It is known that j invariant $$j(\tau)= 1728 \frac{g_2^3(\tau)}{\Delta(\tau)} $$ $\tau \in \mathbb{H}$
attains every complex value. Can someone guide me its proof?
where $L(\tau ) = \{\tau m + n | \quad \tau \in \mathbb{C} ; m,n \in \mathbb{Z}\} $ $G_k=\sum_{\omega \in L , \omega \neq 0}\frac{1}{\omega^k} $
$g_2(\tau)=60G_4(\tau);g_3(\tau)=140G_6(\tau);\Delta = g_2^3 -27g_3^2 $
There is a Theorem given in Advance topics in arithmetic in elliptic curves. It states that :$$j:X(1)\rightarrow \mathbb{P}^1 (\mathbb{C}) $$ So do is this question linked to mine??
Also what is cusp $\infty$?
There is an argument written "The $j$ has a simple pole at the cusp $\infty \in X(1)$, so the map is analytic with degree $1$ between compact Riemann surface. It is therefore isomorphism". Can someone explain this ?

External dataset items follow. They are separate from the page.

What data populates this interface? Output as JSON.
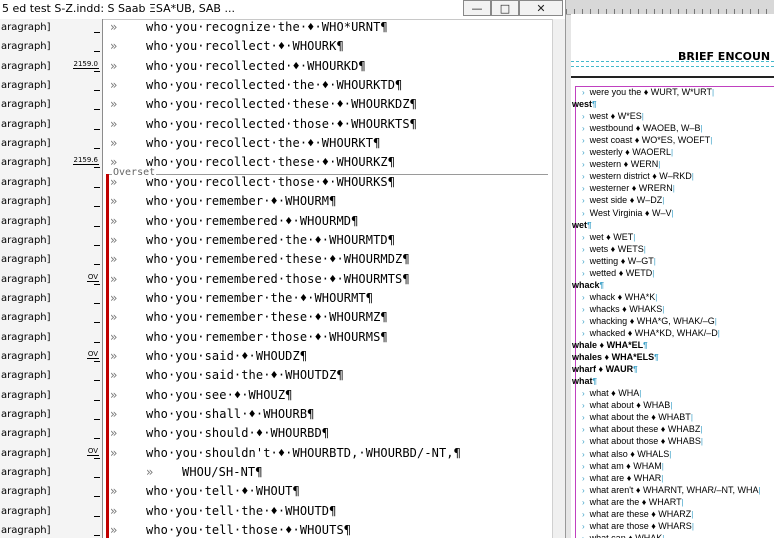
{
  "window": {
    "title": "5 ed test S-Z.indd: S Saab ΞSA*UB, SAB ...",
    "minimize_glyph": "—",
    "maximize_glyph": "□",
    "close_glyph": "✕"
  },
  "story": {
    "overset_label": "Overset",
    "rows": [
      {
        "style": "aragraph]",
        "depth": "",
        "text": "who·you·recognize·the·♦·WHO*URNT¶",
        "indent": false
      },
      {
        "style": "aragraph]",
        "depth": "",
        "text": "who·you·recollect·♦·WHOURK¶",
        "indent": false
      },
      {
        "style": "aragraph]",
        "depth": "2159.0",
        "text": "who·you·recollected·♦·WHOURKD¶",
        "indent": false
      },
      {
        "style": "aragraph]",
        "depth": "",
        "text": "who·you·recollected·the·♦·WHOURKTD¶",
        "indent": false
      },
      {
        "style": "aragraph]",
        "depth": "",
        "text": "who·you·recollected·these·♦·WHOURKDZ¶",
        "indent": false
      },
      {
        "style": "aragraph]",
        "depth": "",
        "text": "who·you·recollected·those·♦·WHOURKTS¶",
        "indent": false
      },
      {
        "style": "aragraph]",
        "depth": "",
        "text": "who·you·recollect·the·♦·WHOURKT¶",
        "indent": false
      },
      {
        "style": "aragraph]",
        "depth": "2159.6",
        "text": "who·you·recollect·these·♦·WHOURKZ¶",
        "indent": false
      },
      {
        "style": "aragraph]",
        "depth": "",
        "text": "who·you·recollect·those·♦·WHOURKS¶",
        "indent": false
      },
      {
        "style": "aragraph]",
        "depth": "",
        "text": "who·you·remember·♦·WHOURM¶",
        "indent": false
      },
      {
        "style": "aragraph]",
        "depth": "",
        "text": "who·you·remembered·♦·WHOURMD¶",
        "indent": false
      },
      {
        "style": "aragraph]",
        "depth": "",
        "text": "who·you·remembered·the·♦·WHOURMTD¶",
        "indent": false
      },
      {
        "style": "aragraph]",
        "depth": "",
        "text": "who·you·remembered·these·♦·WHOURMDZ¶",
        "indent": false
      },
      {
        "style": "aragraph]",
        "depth": "OV",
        "text": "who·you·remembered·those·♦·WHOURMTS¶",
        "indent": false
      },
      {
        "style": "aragraph]",
        "depth": "",
        "text": "who·you·remember·the·♦·WHOURMT¶",
        "indent": false
      },
      {
        "style": "aragraph]",
        "depth": "",
        "text": "who·you·remember·these·♦·WHOURMZ¶",
        "indent": false
      },
      {
        "style": "aragraph]",
        "depth": "",
        "text": "who·you·remember·those·♦·WHOURMS¶",
        "indent": false
      },
      {
        "style": "aragraph]",
        "depth": "OV",
        "text": "who·you·said·♦·WHOUDZ¶",
        "indent": false
      },
      {
        "style": "aragraph]",
        "depth": "",
        "text": "who·you·said·the·♦·WHOUTDZ¶",
        "indent": false
      },
      {
        "style": "aragraph]",
        "depth": "",
        "text": "who·you·see·♦·WHOUZ¶",
        "indent": false
      },
      {
        "style": "aragraph]",
        "depth": "",
        "text": "who·you·shall·♦·WHOURB¶",
        "indent": false
      },
      {
        "style": "aragraph]",
        "depth": "",
        "text": "who·you·should·♦·WHOURBD¶",
        "indent": false
      },
      {
        "style": "aragraph]",
        "depth": "OV",
        "text": "who·you·shouldn't·♦·WHOURBTD,·WHOURBD/-NT,¶",
        "indent": false
      },
      {
        "style": "aragraph]",
        "depth": "",
        "text": "WHOU/SH-NT¶",
        "indent": true
      },
      {
        "style": "aragraph]",
        "depth": "",
        "text": "who·you·tell·♦·WHOUT¶",
        "indent": false
      },
      {
        "style": "aragraph]",
        "depth": "",
        "text": "who·you·tell·the·♦·WHOUTD¶",
        "indent": false
      },
      {
        "style": "aragraph]",
        "depth": "",
        "text": "who·you·tell·those·♦·WHOUTS¶",
        "indent": false
      }
    ]
  },
  "layout": {
    "heading": "BRIEF ENCOUN",
    "entries": [
      {
        "kind": "sub",
        "text": "were you the ♦ WURT, W*URT"
      },
      {
        "kind": "head",
        "text": "west"
      },
      {
        "kind": "sub",
        "text": "west ♦ W*ES"
      },
      {
        "kind": "sub",
        "text": "westbound ♦ WAOEB, W–B"
      },
      {
        "kind": "sub",
        "text": "west coast ♦ WO*ES, WOEFT"
      },
      {
        "kind": "sub",
        "text": "westerly ♦ WAOERL"
      },
      {
        "kind": "sub",
        "text": "western ♦ WERN"
      },
      {
        "kind": "sub",
        "text": "western district ♦ W–RKD"
      },
      {
        "kind": "sub",
        "text": "westerner ♦ WRERN"
      },
      {
        "kind": "sub",
        "text": "west side ♦ W–DZ"
      },
      {
        "kind": "sub",
        "text": "West Virginia ♦ W–V"
      },
      {
        "kind": "head",
        "text": "wet"
      },
      {
        "kind": "sub",
        "text": "wet ♦ WET"
      },
      {
        "kind": "sub",
        "text": "wets ♦ WETS"
      },
      {
        "kind": "sub",
        "text": "wetting ♦ W–GT"
      },
      {
        "kind": "sub",
        "text": "wetted ♦ WETD"
      },
      {
        "kind": "head",
        "text": "whack"
      },
      {
        "kind": "sub",
        "text": "whack ♦ WHA*K"
      },
      {
        "kind": "sub",
        "text": "whacks ♦ WHAKS"
      },
      {
        "kind": "sub",
        "text": "whacking ♦ WHA*G, WHAK/–G"
      },
      {
        "kind": "sub",
        "text": "whacked ♦ WHA*KD, WHAK/–D"
      },
      {
        "kind": "head",
        "text": "whale ♦ WHA*EL"
      },
      {
        "kind": "head",
        "text": "whales ♦ WHA*ELS"
      },
      {
        "kind": "head",
        "text": "wharf ♦ WAUR"
      },
      {
        "kind": "head",
        "text": "what"
      },
      {
        "kind": "sub",
        "text": "what ♦ WHA"
      },
      {
        "kind": "sub",
        "text": "what about ♦ WHAB"
      },
      {
        "kind": "sub",
        "text": "what about the ♦ WHABT"
      },
      {
        "kind": "sub",
        "text": "what about these ♦ WHABZ"
      },
      {
        "kind": "sub",
        "text": "what about those ♦ WHABS"
      },
      {
        "kind": "sub",
        "text": "what also ♦ WHALS"
      },
      {
        "kind": "sub",
        "text": "what am ♦ WHAM"
      },
      {
        "kind": "sub",
        "text": "what are ♦ WHAR"
      },
      {
        "kind": "sub",
        "text": "what aren't ♦ WHARNT, WHAR/–NT, WHA"
      },
      {
        "kind": "sub",
        "text": "what are the ♦ WHART"
      },
      {
        "kind": "sub",
        "text": "what are these ♦ WHARZ"
      },
      {
        "kind": "sub",
        "text": "what are those ♦ WHARS"
      },
      {
        "kind": "sub",
        "text": "what can ♦ WHAK"
      }
    ]
  },
  "colors": {
    "overset_bar": "#c00000",
    "guide_cyan": "#44b8cc",
    "frame_magenta": "#c040c0"
  }
}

So we have to prove that $j:\mathbb{H} \longrightarrow \mathbb{C}$ is surjective. By the given q series of $j(\tau) $it is clear that $j(\tau)$ $$ j(\tau ) = \frac{1}{q} +744+ 196884q+ 21493760q^2.+ c_2q^3......\qquad where \quad q = e^{2\pi i \tau}$$only goes to infinty when q=0 or the imaginary part of $\tau$ goes to $\infty$. and the pole is a order of pole is 1 and it is a ratio of two modular forms. So $j(\tau)$is holomorphic on $\mathbb{H}$.Hence by the open mapping theorem , the image of $j(\tau)$ must be a open set in $\mathbb{C}$.Now we will claim that $j(\mathbb{H})$ is also closed. Let $j (\tau_{k})$ be a sequence in $j(\mathbb{H})$ converging to some $\omega$ in $\mathbb{C}$ (where $\tau_{k} \in \mathbb{H}$).Since $j(\tau)$ is invariant under $SL_{2}(\mathbb{Z})$, then by only considering$ \tau_k$ such that $$ |RE(\tau_k)|\leq 1/2 \quad \text{and} \quad |Im (\tau_k)|\geq \frac{\sqrt{3}}{2}$$ We can consider because $ S= \left( \begin{array}{ccc} 0 & -1 \\ 1 & 0 \end{array} \right) \quad T= \left( \begin{array}{ccc} 1 & 1 \\ 0 & 1 \end{array} \right)$ also belong to $SL_{2}(\mathbb{Z})$ and thus $j(\tau)$ will be just repeat its value as $$ S(\tau)= -\frac{1}{\tau} \mbox{ and } T(\tau)= \tau +1$$ So we can restrict our attention to the specified region. \
Suppose the imaginary parts of the $\tau_k$'s are unbounded. But,then $j(\tau_k)$ contains a subsequence converging to $\infty$. Since $j(\tau_k)$converges to $w$, this cannot happen. So, the imaginary parts of the $\tau_k$'s are bounded, say by some$M\in \mathbb{R}$. Hence, each$\tau_k$ lies in the region. \begin{equation} R = \left\{\tau\in\mathbb{H}:|Re(\tau)|\leq\frac{1}{2},\frac{\sqrt{3}}{2}\leq |Im(\tau)|\leq M\right\}, \end{equation} a compact subspace of $\mathbb{H}$. But, this implies that $\tau_k$ has a subsequence converging to some $\tau_0\in \mathbb{H}$. Since $j(\tau)$ is continuous and $j(\tau_k)$ converges to $w$, then $j(\tau_0)=w$, and hence $w\in j(\mathbb{H)}$. Thus $j(\mathbb{H})$ is closed, and so $j(\mathbb{H})=C$.